The restored special rule expands that definition to also include:
1) a worker who is in a break in approved training that exceeds 30
days, and the break falls within the period for receiving TRA provided
under the section 233 of the Trade Act; or, 2) who is receiving UI for
any day of such month and would be eligible to receive TRA (except that
s/he has not exhausted UI) for such month, without regard to the
enrollment in training requirements.
In operating the 2011 Program, states should apply the instructions
in UIPL No. 21-09 for identifying ``eligible TAA recipients.'' In
addition, the TAAEA restores the continued qualification of family
members after certain events as provided under the 2009 Program.
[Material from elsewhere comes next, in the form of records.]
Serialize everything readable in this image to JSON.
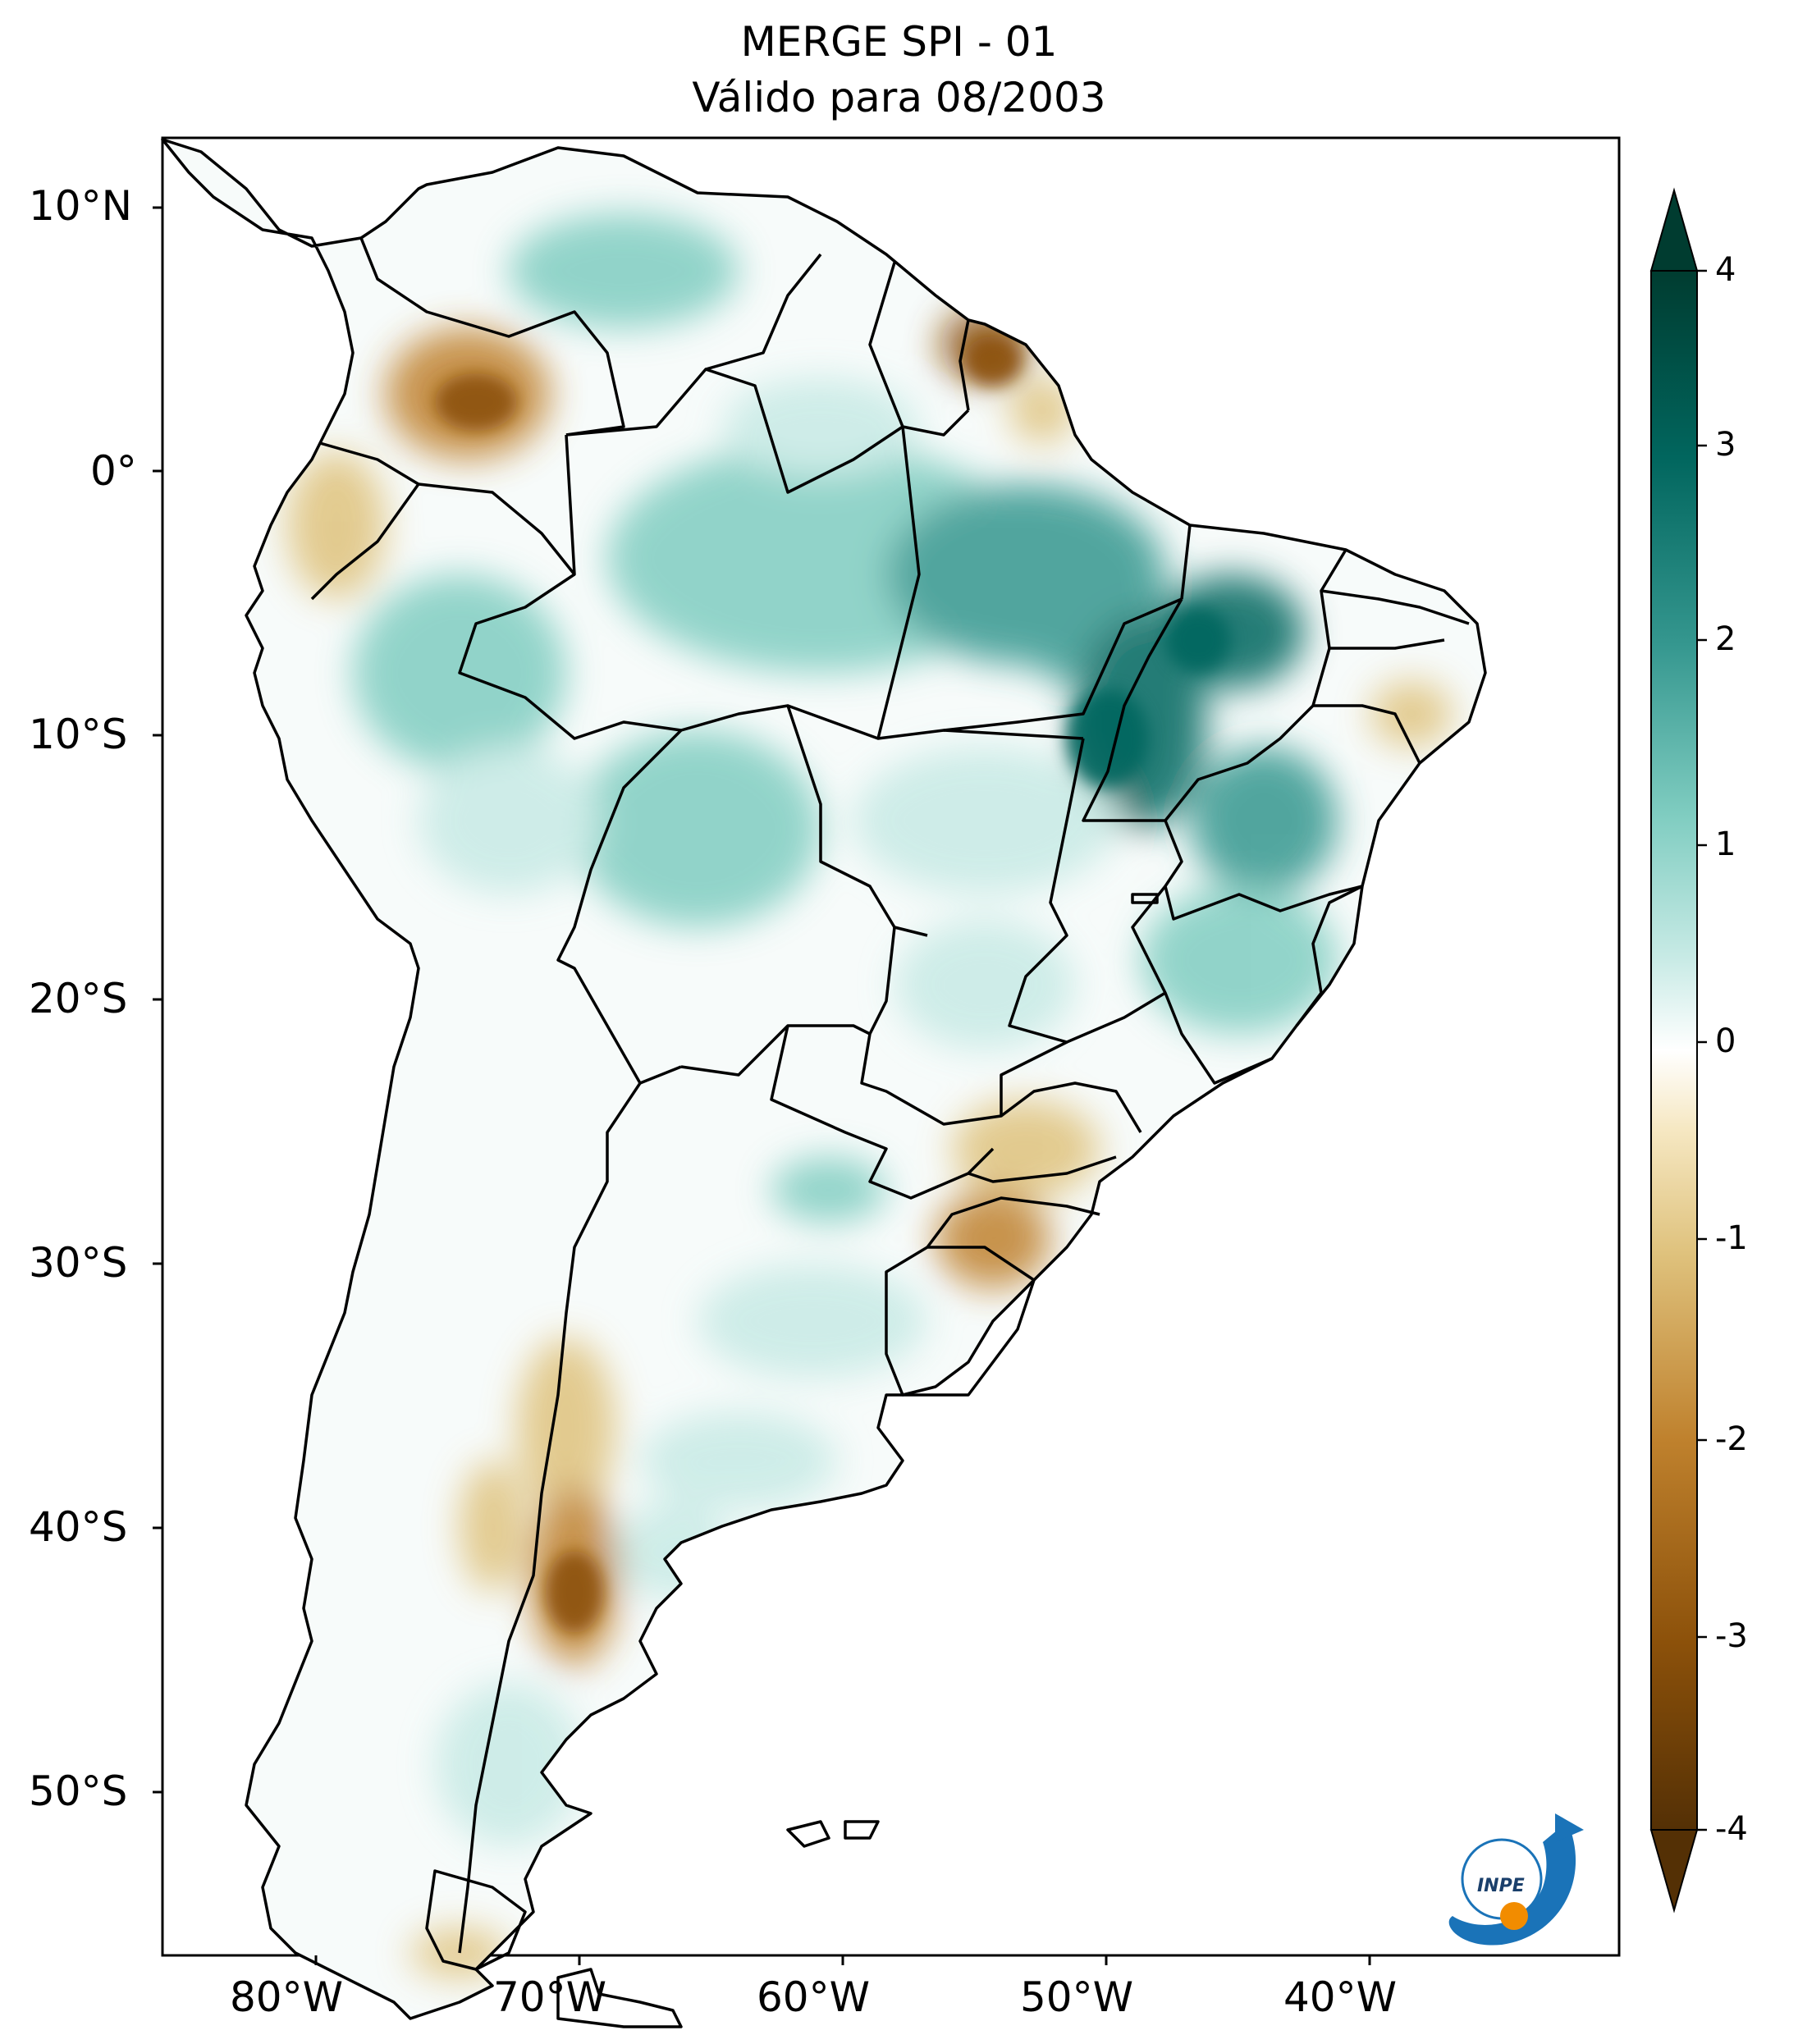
{
  "title": {
    "line1": "MERGE   SPI - 01",
    "line2": "Válido para 08/2003"
  },
  "map": {
    "region": "South America",
    "lat_labels": [
      "10°N",
      "0°",
      "10°S",
      "20°S",
      "30°S",
      "40°S",
      "50°S"
    ],
    "lon_labels": [
      "80°W",
      "70°W",
      "60°W",
      "50°W",
      "40°W"
    ]
  },
  "colorbar": {
    "labels": [
      "4",
      "3",
      "2",
      "1",
      "0",
      "-1",
      "-2",
      "-3",
      "-4"
    ],
    "min": -4,
    "max": 4,
    "colors": [
      "#543005",
      "#8c510a",
      "#bf812d",
      "#dfc27d",
      "#f6e8c3",
      "#ffffff",
      "#c7eae5",
      "#80cdc1",
      "#35978f",
      "#01665e",
      "#003c30"
    ]
  },
  "logo": {
    "text": "INPE",
    "colors": [
      "#1a73b8",
      "#f28c00"
    ]
  },
  "colors": {
    "wet": "#35978f",
    "wet_dark": "#01665e",
    "dry": "#bf812d",
    "dry_dark": "#8c510a",
    "outline": "#000000"
  }
}
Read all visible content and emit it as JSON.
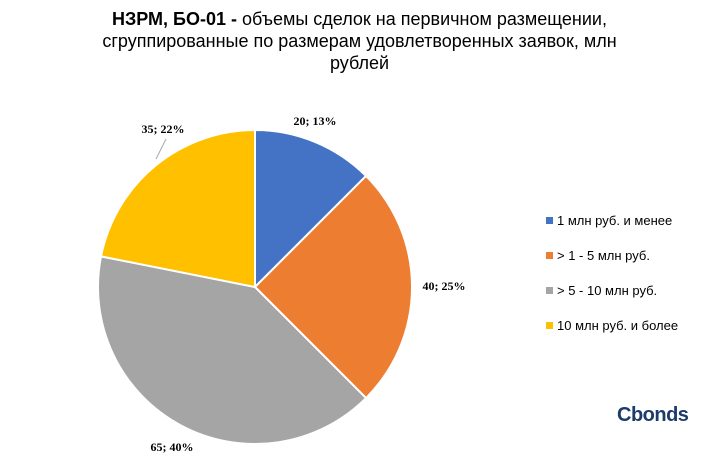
{
  "title": {
    "bold_part": "НЗРМ, БО-01 -",
    "rest_line1": " объемы сделок на первичном размещении,",
    "line2": "сгруппированные по размерам удовлетворенных заявок, млн",
    "line3": "рублей"
  },
  "chart_data": {
    "type": "pie",
    "title": "НЗРМ, БО-01 - объемы сделок на первичном размещении, сгруппированные по размерам удовлетворенных заявок, млн рублей",
    "legend_position": "right",
    "slices": [
      {
        "label": "1 млн руб. и менее",
        "value": 20,
        "percent": 13,
        "data_label": "20; 13%",
        "color": "#4472C4"
      },
      {
        "label": "> 1 - 5 млн руб.",
        "value": 40,
        "percent": 25,
        "data_label": "40; 25%",
        "color": "#ED7D31"
      },
      {
        "label": "> 5 - 10 млн руб.",
        "value": 65,
        "percent": 40,
        "data_label": "65; 40%",
        "color": "#A5A5A5"
      },
      {
        "label": "10 млн руб. и более",
        "value": 35,
        "percent": 22,
        "data_label": "35; 22%",
        "color": "#FFC000"
      }
    ]
  },
  "logo": {
    "text": "Cbonds"
  }
}
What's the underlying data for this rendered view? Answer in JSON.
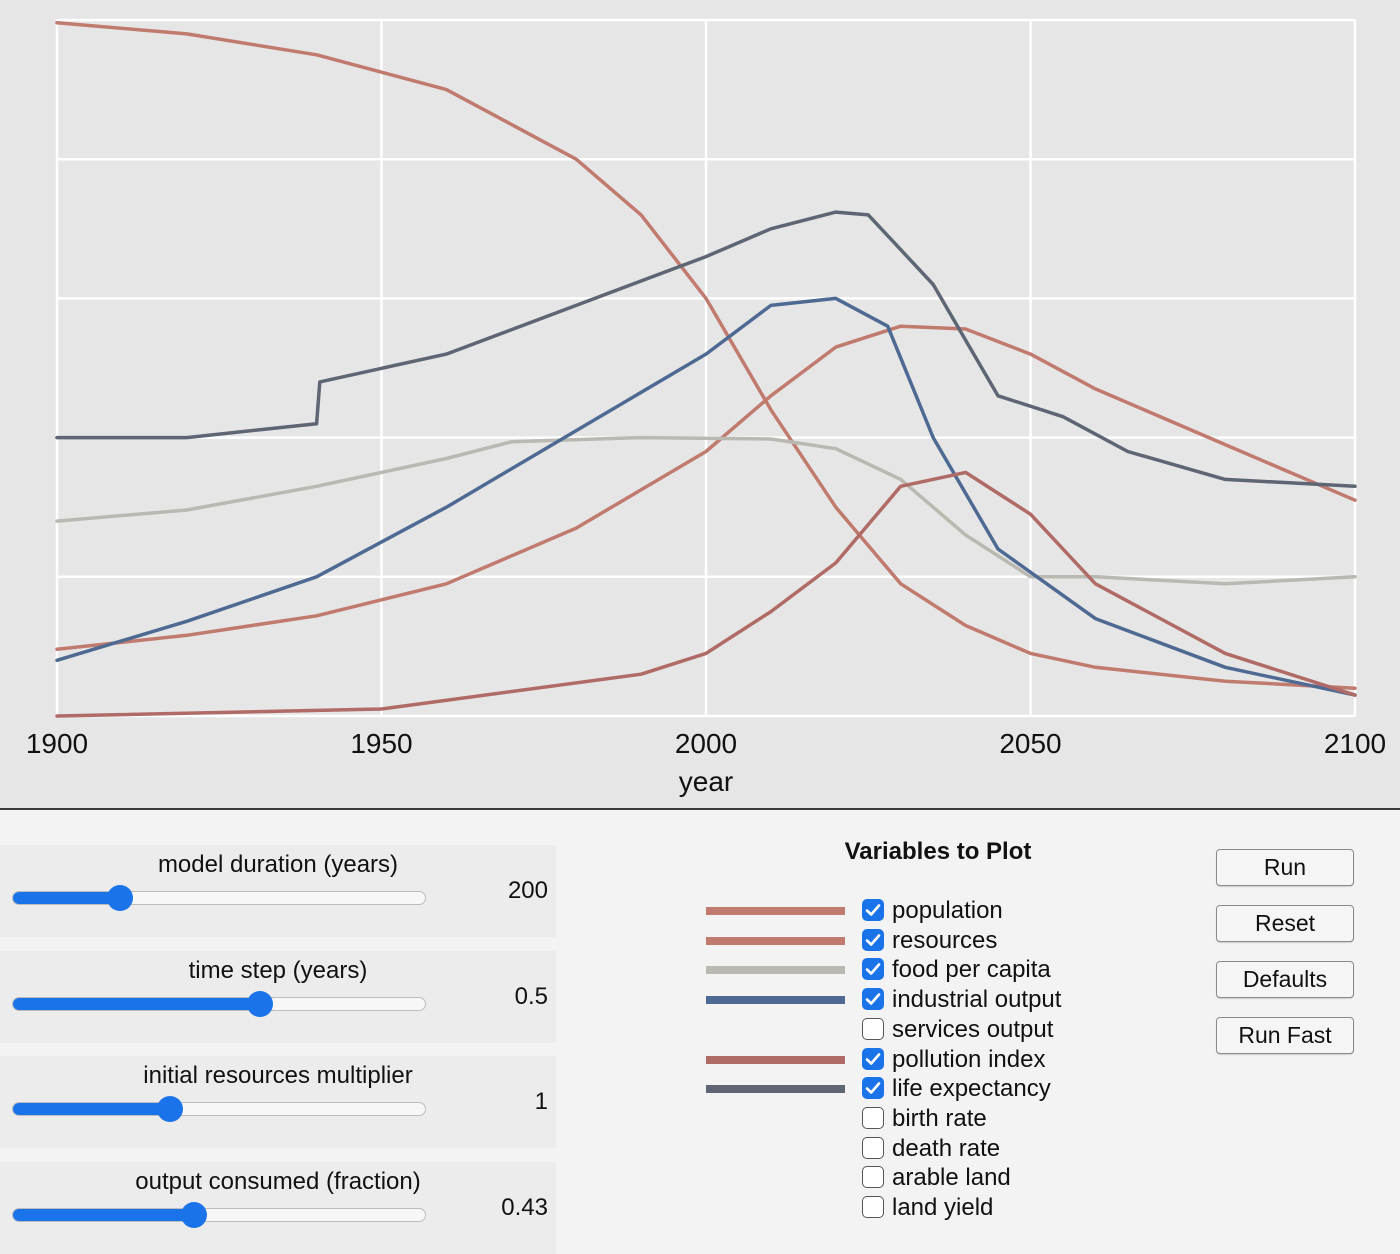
{
  "chart_data": {
    "type": "line",
    "xlabel": "year",
    "ylabel": "",
    "xlim": [
      1900,
      2100
    ],
    "ylim": [
      0,
      5
    ],
    "x_ticks": [
      1900,
      1950,
      2000,
      2050,
      2100
    ],
    "grid": true,
    "series": [
      {
        "id": "resources",
        "color": "#c07a6e",
        "points": [
          [
            1900,
            4.98
          ],
          [
            1920,
            4.9
          ],
          [
            1940,
            4.75
          ],
          [
            1960,
            4.5
          ],
          [
            1980,
            4.0
          ],
          [
            1990,
            3.6
          ],
          [
            2000,
            3.0
          ],
          [
            2010,
            2.2
          ],
          [
            2020,
            1.5
          ],
          [
            2030,
            0.95
          ],
          [
            2040,
            0.65
          ],
          [
            2050,
            0.45
          ],
          [
            2060,
            0.35
          ],
          [
            2080,
            0.25
          ],
          [
            2100,
            0.2
          ]
        ]
      },
      {
        "id": "population",
        "color": "#c07a6e",
        "points": [
          [
            1900,
            0.48
          ],
          [
            1920,
            0.58
          ],
          [
            1940,
            0.72
          ],
          [
            1960,
            0.95
          ],
          [
            1980,
            1.35
          ],
          [
            2000,
            1.9
          ],
          [
            2010,
            2.3
          ],
          [
            2020,
            2.65
          ],
          [
            2030,
            2.8
          ],
          [
            2040,
            2.78
          ],
          [
            2050,
            2.6
          ],
          [
            2060,
            2.35
          ],
          [
            2080,
            1.95
          ],
          [
            2100,
            1.55
          ]
        ]
      },
      {
        "id": "food per capita",
        "color": "#b9b9b2",
        "points": [
          [
            1900,
            1.4
          ],
          [
            1920,
            1.48
          ],
          [
            1940,
            1.65
          ],
          [
            1960,
            1.85
          ],
          [
            1970,
            1.97
          ],
          [
            1990,
            2.0
          ],
          [
            2010,
            1.99
          ],
          [
            2020,
            1.92
          ],
          [
            2030,
            1.7
          ],
          [
            2040,
            1.3
          ],
          [
            2050,
            1.0
          ],
          [
            2060,
            1.0
          ],
          [
            2080,
            0.95
          ],
          [
            2100,
            1.0
          ]
        ]
      },
      {
        "id": "industrial output",
        "color": "#4e6a93",
        "points": [
          [
            1900,
            0.4
          ],
          [
            1920,
            0.68
          ],
          [
            1940,
            1.0
          ],
          [
            1960,
            1.5
          ],
          [
            1980,
            2.05
          ],
          [
            2000,
            2.6
          ],
          [
            2010,
            2.95
          ],
          [
            2020,
            3.0
          ],
          [
            2028,
            2.8
          ],
          [
            2035,
            2.0
          ],
          [
            2045,
            1.2
          ],
          [
            2060,
            0.7
          ],
          [
            2080,
            0.35
          ],
          [
            2100,
            0.15
          ]
        ]
      },
      {
        "id": "pollution index",
        "color": "#b06b66",
        "points": [
          [
            1900,
            0.0
          ],
          [
            1950,
            0.05
          ],
          [
            1990,
            0.3
          ],
          [
            2000,
            0.45
          ],
          [
            2010,
            0.75
          ],
          [
            2020,
            1.1
          ],
          [
            2030,
            1.65
          ],
          [
            2040,
            1.75
          ],
          [
            2050,
            1.45
          ],
          [
            2060,
            0.95
          ],
          [
            2080,
            0.45
          ],
          [
            2100,
            0.15
          ]
        ]
      },
      {
        "id": "life expectancy",
        "color": "#5e6573",
        "points": [
          [
            1900,
            2.0
          ],
          [
            1920,
            2.0
          ],
          [
            1940,
            2.1
          ],
          [
            1940.5,
            2.4
          ],
          [
            1960,
            2.6
          ],
          [
            1980,
            2.95
          ],
          [
            2000,
            3.3
          ],
          [
            2010,
            3.5
          ],
          [
            2020,
            3.62
          ],
          [
            2025,
            3.6
          ],
          [
            2035,
            3.1
          ],
          [
            2045,
            2.3
          ],
          [
            2055,
            2.15
          ],
          [
            2065,
            1.9
          ],
          [
            2080,
            1.7
          ],
          [
            2100,
            1.65
          ]
        ]
      }
    ]
  },
  "sliders": [
    {
      "id": "duration",
      "label": "model duration (years)",
      "value": "200",
      "fill": 0.26
    },
    {
      "id": "timestep",
      "label": "time step (years)",
      "value": "0.5",
      "fill": 0.6
    },
    {
      "id": "resources-mult",
      "label": "initial resources multiplier",
      "value": "1",
      "fill": 0.38
    },
    {
      "id": "consumed",
      "label": "output consumed (fraction)",
      "value": "0.43",
      "fill": 0.44
    }
  ],
  "plot_title": "Variables to Plot",
  "variables": [
    {
      "label": "population",
      "checked": true,
      "color": "#c07a6e"
    },
    {
      "label": "resources",
      "checked": true,
      "color": "#c07a6e"
    },
    {
      "label": "food per capita",
      "checked": true,
      "color": "#b9b9b2"
    },
    {
      "label": "industrial output",
      "checked": true,
      "color": "#4e6a93"
    },
    {
      "label": "services output",
      "checked": false,
      "color": ""
    },
    {
      "label": "pollution index",
      "checked": true,
      "color": "#b06b66"
    },
    {
      "label": "life expectancy",
      "checked": true,
      "color": "#5e6573"
    },
    {
      "label": "birth rate",
      "checked": false,
      "color": ""
    },
    {
      "label": "death rate",
      "checked": false,
      "color": ""
    },
    {
      "label": "arable land",
      "checked": false,
      "color": ""
    },
    {
      "label": "land yield",
      "checked": false,
      "color": ""
    }
  ],
  "buttons": {
    "run": "Run",
    "reset": "Reset",
    "defaults": "Defaults",
    "run_fast": "Run Fast"
  }
}
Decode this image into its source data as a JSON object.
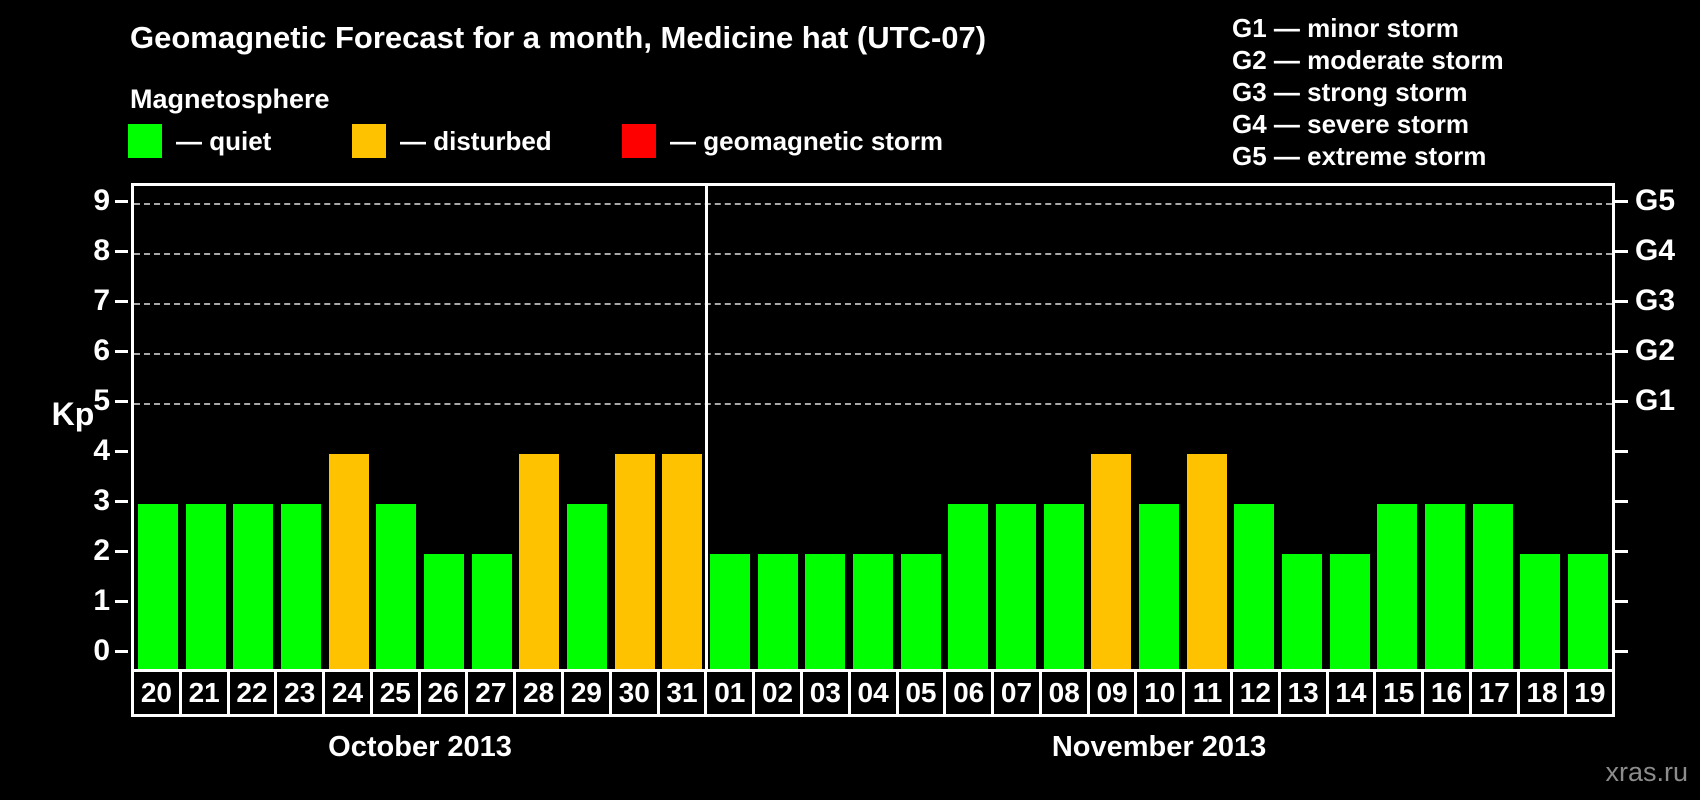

Finally, the TAAEA also restores Consolidated Omnibus Budget
Reconciliation Act (COBRA) benefits for TAA eligible workers provided
under the 2009 Program.
5. Action Requested. The operating instructions contained in this
TEGL are issued to states as guidance provided by the Department,
through ETA, in its role as the principal of the TAA program. The
states, as agents of the Secretary, may not vary from the operating
instructions in this document without prior approval from ETA. The
operating instructions in this document constitute the controlling
guidance for the states in implementing and administering the 2011
Amendments. These operating instructions only address changes to the
TAA program made by the 2011 Amendments.
6. Financial Reporting. ETA will provide additional guidance to
states about the financial reporting requirements under the TAAEA,
including clarifications for the ETA '9130.
7. Sunset Provisions. The 2011 Amendments sunset on December 31,
2013, after which date the 2011 Amendments will no longer apply to the
Trade Act and the provisions of the 2002 Amendments, with three
provisions of the 2011 Amendments listed below, will apply. The
``reverted TAA program'' established under the sunset provisions of the
TAAEA, is authorized to be in effect from January 1, 2014, through
December 31, 2014.
Administration: The reverted TAA program retains the following
provisions of the 2011 Amendments:
Retains the elimination of training waivers based on
recall, marketable skills, and requirement.
Retains the elimination of the additional 26 weeks of TRA
for workers participating in prerequisite or remedial training.
Retains the authority for the Secretary to provide up to
13 weeks of additional TRA, (Completion TRA) to qualifying workers.
ETA will issue instructions to implement the reverted TAA program,
as necessary.
8. Paperwork Reduction Act (PRA) Statement. The information
collections referenced in this TEGL have been approved by the OMB under
Control Number 1205-0342, expires 01/31/2013 and 1205-0392, expires 04/
30/2013. According to the PRA, no persons are required to respond to a
collection of information unless such collection displays a valid OMB
Control Number. 44 U.S.C. 3507. Send comments regarding the burden
estimate or any other aspect of this collection of information,
including suggestions for reducing this burden, to the U.S. Department
of Labor, Employment and Training Administration, Office of Trade
Adjustment Assistance, 200 Constitution Avenue, NW., Room N 5428,
Washington, DC 20210 and reference OMB Control Number 1205-0342 or
12050392.
9. Action Requested. States will inform all appropriate staff of
the contents of these instructions.
10. Inquiries. Please direct all inquiries to the appropriate
Regional Office.
Dated: Signed in Washington, DC, on this 21st day of May, 2012.
Jane Oates,
Assistant Secretary for Employment and Training.